The clustering can be a strict partitioning of the data (as in B-trees,
hash indexes, R-trees, etc.) or not (as in inverted files, R+-trees, etc.)
The clusters can be a strict partitioning of the data domain (as
in B-trees, hash indexes, quad trees, etc.) or not (R-trees, etc.)
The lossy compression can be functional (e.g. a hash function) or stored
(e.g. explicitly stored predicates). Stored compressions are usually
arranged into a multi-resolution hierarchy -- a tree. (The hierarchy
can be exploited not only for search, but also for estimation and visualization,
and for concurrency control!)
GiSTs for DBMSs
In databases, search trees are typically disk-block-per-node, meaning you
want guaranteed short height for few I/Os during search. Typical
scheme is a balanced tree that splits upwards (a la B-trees).
Invariants:
-
Data stored in the leaves only
-
Tree always balanced-height
-
Tree always guides search to all the data matching a query
GiST encapsulates this logic in a data- and query-independent way,
exposing only 4 important methods:
-
Consistent: given query predicate and subtree predicate, decide whether
to traverse
-
Penalty: given insertion value and subtree predicate, decide how bad it
is to insert below.
-
PickSplit: given a pageful of items to split among two pages, split into
two
-
Union: given a set of items, generate a subtree predicate above them.
This seems simple. It is simple. About 1/10th of the
single-user R-tree logic.
Concurrency/Recovery logic in indexes adds the really hard complexity,
which can also be encapsulated into the GiST implementation (see Kornacker/Mohan/Hellerstein
SIGMOD '97).
GiST can also be extended to handle extensible kinds of search, e.g.
near-neighbor search. See Aoki, ICDE '99.
The subtree predicates in GiST can also be used for estimation/visualization:
see Aoki SSDBM '99.
GiST can be tuned to minimize calls (boundary crossings) to user-defined
code, and efficiently support user-specified page layout and key compression.
See Kornacker, VLDB '99.
Think extensibility is expensive? GiST R-trees were built in Informix
and shown to be faster than native R-trees; see Kornacker, VLDB '99.
Extensibility Lessons From GiST
You can take a big body of related ideas and encapsulate away the common
logic. Makes innovation easier.
More importantly, highlights the innovation, encourages separating the
basic issues during analysis and design. Not just "it works this
much better", but "it works better because...". E.g. SR-tree study.

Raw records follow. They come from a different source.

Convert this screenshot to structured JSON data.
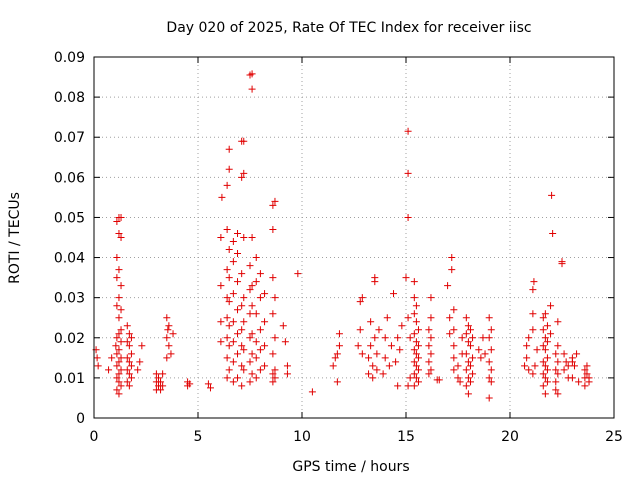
{
  "chart_data": {
    "type": "scatter",
    "title": "Day 020 of 2025, Rate Of TEC Index for receiver iisc",
    "xlabel": "GPS time / hours",
    "ylabel": "ROTI / TECUs",
    "xlim": [
      0,
      24
    ],
    "ylim": [
      0,
      0.09
    ],
    "xticks": [
      "0",
      "5",
      "10",
      "15",
      "20",
      "25"
    ],
    "yticks": [
      "0",
      "0.01",
      "0.02",
      "0.03",
      "0.04",
      "0.05",
      "0.06",
      "0.07",
      "0.08",
      "0.09"
    ],
    "grid": true,
    "marker": "plus",
    "color": "#e00000",
    "points": [
      [
        0.1,
        0.017
      ],
      [
        0.15,
        0.015
      ],
      [
        0.2,
        0.013
      ],
      [
        0.7,
        0.012
      ],
      [
        0.85,
        0.015
      ],
      [
        1.05,
        0.018
      ],
      [
        1.1,
        0.007
      ],
      [
        1.1,
        0.01
      ],
      [
        1.1,
        0.013
      ],
      [
        1.1,
        0.016
      ],
      [
        1.1,
        0.02
      ],
      [
        1.1,
        0.028
      ],
      [
        1.1,
        0.035
      ],
      [
        1.1,
        0.04
      ],
      [
        1.1,
        0.049
      ],
      [
        1.2,
        0.006
      ],
      [
        1.2,
        0.009
      ],
      [
        1.2,
        0.011
      ],
      [
        1.2,
        0.014
      ],
      [
        1.2,
        0.017
      ],
      [
        1.2,
        0.021
      ],
      [
        1.2,
        0.025
      ],
      [
        1.2,
        0.03
      ],
      [
        1.2,
        0.037
      ],
      [
        1.2,
        0.046
      ],
      [
        1.2,
        0.05
      ],
      [
        1.3,
        0.008
      ],
      [
        1.3,
        0.012
      ],
      [
        1.3,
        0.015
      ],
      [
        1.3,
        0.019
      ],
      [
        1.3,
        0.022
      ],
      [
        1.3,
        0.027
      ],
      [
        1.3,
        0.033
      ],
      [
        1.3,
        0.045
      ],
      [
        1.3,
        0.05
      ],
      [
        1.6,
        0.009
      ],
      [
        1.6,
        0.012
      ],
      [
        1.6,
        0.015
      ],
      [
        1.6,
        0.019
      ],
      [
        1.6,
        0.023
      ],
      [
        1.7,
        0.008
      ],
      [
        1.7,
        0.011
      ],
      [
        1.7,
        0.014
      ],
      [
        1.7,
        0.018
      ],
      [
        1.7,
        0.021
      ],
      [
        1.8,
        0.01
      ],
      [
        1.8,
        0.013
      ],
      [
        1.8,
        0.016
      ],
      [
        1.8,
        0.02
      ],
      [
        2.1,
        0.012
      ],
      [
        2.2,
        0.014
      ],
      [
        2.3,
        0.018
      ],
      [
        3.0,
        0.007
      ],
      [
        3.0,
        0.009
      ],
      [
        3.0,
        0.011
      ],
      [
        3.1,
        0.008
      ],
      [
        3.1,
        0.01
      ],
      [
        3.2,
        0.007
      ],
      [
        3.2,
        0.009
      ],
      [
        3.3,
        0.008
      ],
      [
        3.3,
        0.011
      ],
      [
        3.5,
        0.015
      ],
      [
        3.5,
        0.02
      ],
      [
        3.5,
        0.025
      ],
      [
        3.55,
        0.022
      ],
      [
        3.6,
        0.018
      ],
      [
        3.6,
        0.023
      ],
      [
        3.7,
        0.016
      ],
      [
        3.8,
        0.021
      ],
      [
        4.5,
        0.008
      ],
      [
        4.5,
        0.009
      ],
      [
        4.6,
        0.0085
      ],
      [
        5.5,
        0.0085
      ],
      [
        5.6,
        0.0075
      ],
      [
        6.1,
        0.019
      ],
      [
        6.1,
        0.024
      ],
      [
        6.1,
        0.033
      ],
      [
        6.1,
        0.045
      ],
      [
        6.15,
        0.055
      ],
      [
        6.4,
        0.01
      ],
      [
        6.4,
        0.015
      ],
      [
        6.4,
        0.02
      ],
      [
        6.4,
        0.025
      ],
      [
        6.4,
        0.03
      ],
      [
        6.4,
        0.037
      ],
      [
        6.4,
        0.047
      ],
      [
        6.4,
        0.058
      ],
      [
        6.5,
        0.012
      ],
      [
        6.5,
        0.018
      ],
      [
        6.5,
        0.023
      ],
      [
        6.5,
        0.029
      ],
      [
        6.5,
        0.035
      ],
      [
        6.5,
        0.042
      ],
      [
        6.5,
        0.062
      ],
      [
        6.5,
        0.067
      ],
      [
        6.7,
        0.009
      ],
      [
        6.7,
        0.014
      ],
      [
        6.7,
        0.019
      ],
      [
        6.7,
        0.024
      ],
      [
        6.7,
        0.031
      ],
      [
        6.7,
        0.039
      ],
      [
        6.7,
        0.044
      ],
      [
        6.9,
        0.01
      ],
      [
        6.9,
        0.016
      ],
      [
        6.9,
        0.021
      ],
      [
        6.9,
        0.027
      ],
      [
        6.9,
        0.034
      ],
      [
        6.9,
        0.041
      ],
      [
        6.9,
        0.046
      ],
      [
        7.1,
        0.008
      ],
      [
        7.1,
        0.013
      ],
      [
        7.1,
        0.018
      ],
      [
        7.1,
        0.022
      ],
      [
        7.1,
        0.028
      ],
      [
        7.1,
        0.036
      ],
      [
        7.1,
        0.06
      ],
      [
        7.1,
        0.069
      ],
      [
        7.2,
        0.012
      ],
      [
        7.2,
        0.017
      ],
      [
        7.2,
        0.024
      ],
      [
        7.2,
        0.03
      ],
      [
        7.2,
        0.045
      ],
      [
        7.2,
        0.061
      ],
      [
        7.2,
        0.069
      ],
      [
        7.5,
        0.009
      ],
      [
        7.5,
        0.014
      ],
      [
        7.5,
        0.02
      ],
      [
        7.5,
        0.026
      ],
      [
        7.5,
        0.032
      ],
      [
        7.5,
        0.038
      ],
      [
        7.5,
        0.0855
      ],
      [
        7.6,
        0.011
      ],
      [
        7.6,
        0.016
      ],
      [
        7.6,
        0.021
      ],
      [
        7.6,
        0.028
      ],
      [
        7.6,
        0.033
      ],
      [
        7.6,
        0.045
      ],
      [
        7.6,
        0.082
      ],
      [
        7.6,
        0.0858
      ],
      [
        7.8,
        0.01
      ],
      [
        7.8,
        0.015
      ],
      [
        7.8,
        0.019
      ],
      [
        7.8,
        0.026
      ],
      [
        7.8,
        0.034
      ],
      [
        7.8,
        0.04
      ],
      [
        8.0,
        0.012
      ],
      [
        8.0,
        0.017
      ],
      [
        8.0,
        0.022
      ],
      [
        8.0,
        0.03
      ],
      [
        8.0,
        0.036
      ],
      [
        8.2,
        0.013
      ],
      [
        8.2,
        0.018
      ],
      [
        8.2,
        0.024
      ],
      [
        8.2,
        0.031
      ],
      [
        8.6,
        0.009
      ],
      [
        8.6,
        0.011
      ],
      [
        8.6,
        0.016
      ],
      [
        8.6,
        0.026
      ],
      [
        8.6,
        0.035
      ],
      [
        8.6,
        0.047
      ],
      [
        8.6,
        0.053
      ],
      [
        8.7,
        0.01
      ],
      [
        8.7,
        0.012
      ],
      [
        8.7,
        0.02
      ],
      [
        8.7,
        0.03
      ],
      [
        8.7,
        0.054
      ],
      [
        9.1,
        0.023
      ],
      [
        9.2,
        0.019
      ],
      [
        9.3,
        0.013
      ],
      [
        9.3,
        0.011
      ],
      [
        9.8,
        0.036
      ],
      [
        10.5,
        0.0065
      ],
      [
        11.5,
        0.013
      ],
      [
        11.6,
        0.015
      ],
      [
        11.7,
        0.016
      ],
      [
        11.7,
        0.009
      ],
      [
        11.8,
        0.018
      ],
      [
        11.8,
        0.021
      ],
      [
        12.7,
        0.018
      ],
      [
        12.8,
        0.022
      ],
      [
        12.8,
        0.029
      ],
      [
        12.9,
        0.03
      ],
      [
        12.9,
        0.016
      ],
      [
        13.2,
        0.011
      ],
      [
        13.2,
        0.015
      ],
      [
        13.3,
        0.018
      ],
      [
        13.3,
        0.024
      ],
      [
        13.4,
        0.01
      ],
      [
        13.4,
        0.013
      ],
      [
        13.5,
        0.02
      ],
      [
        13.5,
        0.034
      ],
      [
        13.5,
        0.035
      ],
      [
        13.6,
        0.012
      ],
      [
        13.6,
        0.016
      ],
      [
        13.7,
        0.022
      ],
      [
        13.9,
        0.011
      ],
      [
        14.0,
        0.015
      ],
      [
        14.0,
        0.02
      ],
      [
        14.1,
        0.025
      ],
      [
        14.2,
        0.013
      ],
      [
        14.3,
        0.018
      ],
      [
        14.4,
        0.031
      ],
      [
        14.5,
        0.014
      ],
      [
        14.6,
        0.008
      ],
      [
        14.6,
        0.02
      ],
      [
        14.7,
        0.017
      ],
      [
        14.8,
        0.023
      ],
      [
        15.0,
        0.035
      ],
      [
        15.1,
        0.0715
      ],
      [
        15.1,
        0.061
      ],
      [
        15.1,
        0.05
      ],
      [
        15.1,
        0.025
      ],
      [
        15.1,
        0.008
      ],
      [
        15.2,
        0.02
      ],
      [
        15.2,
        0.01
      ],
      [
        15.4,
        0.008
      ],
      [
        15.4,
        0.011
      ],
      [
        15.4,
        0.014
      ],
      [
        15.4,
        0.017
      ],
      [
        15.4,
        0.021
      ],
      [
        15.4,
        0.026
      ],
      [
        15.4,
        0.03
      ],
      [
        15.4,
        0.034
      ],
      [
        15.5,
        0.01
      ],
      [
        15.5,
        0.013
      ],
      [
        15.5,
        0.016
      ],
      [
        15.5,
        0.019
      ],
      [
        15.5,
        0.024
      ],
      [
        15.5,
        0.028
      ],
      [
        15.6,
        0.009
      ],
      [
        15.6,
        0.012
      ],
      [
        15.6,
        0.015
      ],
      [
        15.6,
        0.018
      ],
      [
        15.6,
        0.022
      ],
      [
        16.1,
        0.011
      ],
      [
        16.1,
        0.014
      ],
      [
        16.1,
        0.018
      ],
      [
        16.1,
        0.022
      ],
      [
        16.2,
        0.012
      ],
      [
        16.2,
        0.016
      ],
      [
        16.2,
        0.02
      ],
      [
        16.2,
        0.025
      ],
      [
        16.2,
        0.03
      ],
      [
        16.5,
        0.0095
      ],
      [
        16.6,
        0.0095
      ],
      [
        17.0,
        0.033
      ],
      [
        17.1,
        0.025
      ],
      [
        17.1,
        0.021
      ],
      [
        17.2,
        0.037
      ],
      [
        17.2,
        0.04
      ],
      [
        17.3,
        0.012
      ],
      [
        17.3,
        0.015
      ],
      [
        17.3,
        0.018
      ],
      [
        17.3,
        0.022
      ],
      [
        17.3,
        0.027
      ],
      [
        17.5,
        0.01
      ],
      [
        17.5,
        0.013
      ],
      [
        17.6,
        0.009
      ],
      [
        17.7,
        0.016
      ],
      [
        17.7,
        0.02
      ],
      [
        17.9,
        0.008
      ],
      [
        17.9,
        0.012
      ],
      [
        17.9,
        0.016
      ],
      [
        17.9,
        0.021
      ],
      [
        17.9,
        0.025
      ],
      [
        18.0,
        0.006
      ],
      [
        18.0,
        0.01
      ],
      [
        18.0,
        0.014
      ],
      [
        18.0,
        0.019
      ],
      [
        18.0,
        0.023
      ],
      [
        18.1,
        0.009
      ],
      [
        18.1,
        0.013
      ],
      [
        18.1,
        0.018
      ],
      [
        18.1,
        0.022
      ],
      [
        18.2,
        0.011
      ],
      [
        18.2,
        0.015
      ],
      [
        18.2,
        0.02
      ],
      [
        18.5,
        0.017
      ],
      [
        18.6,
        0.015
      ],
      [
        18.7,
        0.02
      ],
      [
        18.8,
        0.016
      ],
      [
        19.0,
        0.005
      ],
      [
        19.0,
        0.01
      ],
      [
        19.0,
        0.014
      ],
      [
        19.0,
        0.02
      ],
      [
        19.0,
        0.025
      ],
      [
        19.1,
        0.009
      ],
      [
        19.1,
        0.012
      ],
      [
        19.1,
        0.017
      ],
      [
        19.1,
        0.022
      ],
      [
        20.7,
        0.013
      ],
      [
        20.8,
        0.015
      ],
      [
        20.8,
        0.018
      ],
      [
        20.9,
        0.012
      ],
      [
        20.9,
        0.02
      ],
      [
        21.1,
        0.011
      ],
      [
        21.1,
        0.022
      ],
      [
        21.1,
        0.026
      ],
      [
        21.1,
        0.032
      ],
      [
        21.15,
        0.034
      ],
      [
        21.2,
        0.013
      ],
      [
        21.3,
        0.017
      ],
      [
        21.6,
        0.008
      ],
      [
        21.6,
        0.011
      ],
      [
        21.6,
        0.014
      ],
      [
        21.6,
        0.018
      ],
      [
        21.6,
        0.022
      ],
      [
        21.6,
        0.025
      ],
      [
        21.7,
        0.006
      ],
      [
        21.7,
        0.01
      ],
      [
        21.7,
        0.013
      ],
      [
        21.7,
        0.017
      ],
      [
        21.7,
        0.02
      ],
      [
        21.7,
        0.026
      ],
      [
        21.8,
        0.009
      ],
      [
        21.8,
        0.012
      ],
      [
        21.8,
        0.015
      ],
      [
        21.8,
        0.019
      ],
      [
        21.8,
        0.023
      ],
      [
        22.0,
        0.0555
      ],
      [
        22.05,
        0.046
      ],
      [
        21.95,
        0.028
      ],
      [
        21.95,
        0.021
      ],
      [
        22.2,
        0.007
      ],
      [
        22.2,
        0.009
      ],
      [
        22.2,
        0.012
      ],
      [
        22.2,
        0.016
      ],
      [
        22.3,
        0.006
      ],
      [
        22.3,
        0.011
      ],
      [
        22.3,
        0.014
      ],
      [
        22.3,
        0.018
      ],
      [
        22.3,
        0.024
      ],
      [
        22.5,
        0.039
      ],
      [
        22.5,
        0.0385
      ],
      [
        22.6,
        0.012
      ],
      [
        22.6,
        0.016
      ],
      [
        22.7,
        0.014
      ],
      [
        22.8,
        0.01
      ],
      [
        22.8,
        0.013
      ],
      [
        23.0,
        0.01
      ],
      [
        23.0,
        0.014
      ],
      [
        23.0,
        0.015
      ],
      [
        23.1,
        0.013
      ],
      [
        23.2,
        0.016
      ],
      [
        23.3,
        0.009
      ],
      [
        23.6,
        0.008
      ],
      [
        23.6,
        0.01
      ],
      [
        23.6,
        0.012
      ],
      [
        23.7,
        0.011
      ],
      [
        23.7,
        0.013
      ],
      [
        23.8,
        0.01
      ],
      [
        23.8,
        0.009
      ]
    ]
  }
}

Index performance: Workload-dependent! Boils down to
-
excess coverage (i.e. bad lossy subtree predicates)
-
poor clustering of data into leaves (doesn't match query co-retrieval)
-
poor space utilization
See amdb and related papers
(UIDIS
'99, TODS
submission) for the "access method debugger and profiler" and a discussion
of the issues in designing and analyzing indexes.
Indexability theory: covers the clustering problem, including
consideration of space/time tradeoffs. (Hellerstein/Koustoupias/Miranker/Papadimitriou/Samoladas/Taylor.
See PODS '97, '98, '99 and upcoming JACM). Some workloads are "unindexable",
easy to check! All this pops out when you divorce yourself from the
data structure details.
Danger in extensibility: try to cover all possibilities. E.g.
"why can't GiST be extended to do linear hash indexes?"